Both parties must present a joint agreement between now and October 20th. The judge argues that his decision is based on the Howey test.
In its express trial against the Initial Coin Offering (ICO) of the instant messaging service Kik, the US Securities and Exchange Commission (SEC) scored a victory. A judge stated that Kik violated the Securities Law by trading the KIN token without his approval, thereby agreeing with the regulatory entity.
Alvin Hellerstein, a judge for the Southern District of New York, explained that courts rely on all three arguments in the Howey Test. It allows them to determine whether or not a sale of this type is trading of securities.
The Howey Test is a way of determining whether the provision of a service gives rise to an investment contract. It has three guidelines: a sale of securities occurs if there is an investment of money if there is a common company and if there are expectations of making profits that derive only from the efforts of others.
“Kik admits that its issuance of KIN involved an investment of money whereby participants bought or acquired Ether (ETH) and traded Ether for KIN,” the judge said. For that reason, “the parties agree that the trading of the token meets the first element of the Howey test.” The parties are still discussing whether it meets the other two elements of the Howey test, but the judge argues that it does.
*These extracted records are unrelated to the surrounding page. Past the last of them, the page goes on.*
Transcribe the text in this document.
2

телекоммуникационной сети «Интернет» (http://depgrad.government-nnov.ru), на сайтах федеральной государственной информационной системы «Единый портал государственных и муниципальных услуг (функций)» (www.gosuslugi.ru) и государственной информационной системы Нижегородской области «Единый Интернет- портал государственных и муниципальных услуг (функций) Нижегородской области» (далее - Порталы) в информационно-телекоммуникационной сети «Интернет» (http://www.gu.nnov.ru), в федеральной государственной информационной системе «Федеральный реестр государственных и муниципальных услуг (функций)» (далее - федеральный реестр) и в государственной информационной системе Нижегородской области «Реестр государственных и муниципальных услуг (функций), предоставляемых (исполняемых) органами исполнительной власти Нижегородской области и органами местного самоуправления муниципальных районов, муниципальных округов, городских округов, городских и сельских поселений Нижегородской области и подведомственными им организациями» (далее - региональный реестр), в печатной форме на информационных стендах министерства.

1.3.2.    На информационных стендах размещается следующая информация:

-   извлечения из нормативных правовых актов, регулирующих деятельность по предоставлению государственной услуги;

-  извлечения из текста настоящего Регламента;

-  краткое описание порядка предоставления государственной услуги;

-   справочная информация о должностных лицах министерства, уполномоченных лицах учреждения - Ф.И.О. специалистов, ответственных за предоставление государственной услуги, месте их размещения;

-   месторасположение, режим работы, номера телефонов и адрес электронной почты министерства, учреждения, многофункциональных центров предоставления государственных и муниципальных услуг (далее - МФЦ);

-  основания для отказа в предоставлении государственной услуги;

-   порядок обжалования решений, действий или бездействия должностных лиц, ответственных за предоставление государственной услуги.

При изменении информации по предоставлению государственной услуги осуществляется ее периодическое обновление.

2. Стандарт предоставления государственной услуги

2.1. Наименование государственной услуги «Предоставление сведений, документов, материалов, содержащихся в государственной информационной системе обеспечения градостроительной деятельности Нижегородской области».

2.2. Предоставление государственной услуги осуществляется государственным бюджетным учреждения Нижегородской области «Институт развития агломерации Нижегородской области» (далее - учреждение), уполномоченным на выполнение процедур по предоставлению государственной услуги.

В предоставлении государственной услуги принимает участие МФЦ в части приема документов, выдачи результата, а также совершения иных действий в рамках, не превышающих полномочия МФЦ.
The SEC and Kik agreed to this judicial process, so it is not a traditional trial but rather an express trial. The ruling comes six months after the commission and the Canadian company Kik Interactive agreed to decide the case as soon as possible.
The ICO That Annoyed the Securities Commission
Kik conducted the ICO for the KIN token in two phases in 2017. The first part traded, between June and September, USD 50 million worth of tokens on a private pre-sale to 50 investors. The second part occurred that same September with a public offering that raised USD 49.2 million.
The problem arose when Kik announced KIN since the commission had not yet established its guidelines to regulate this type of operation. Kik Interactive defended itself by saying that the token is “truly a currency,” since it serves as a form of payment for more than 30 mobile device applications.
Judge Hellerstein agreed with the SEC, but the express trial does not end there. Both parties must reach an agreement and present a joint sentence between now and October 20th. Kik will need to mention whether it will return the funds to investors, pay a fine, or both.
The messaging service Kik Interactive, also known as Kik Messenger, announced the closure of operations in September 2019. At the time, there was information that it would continue in the business of messaging and would develop its token through KIN. It kept both operations in parallel for a few weeks.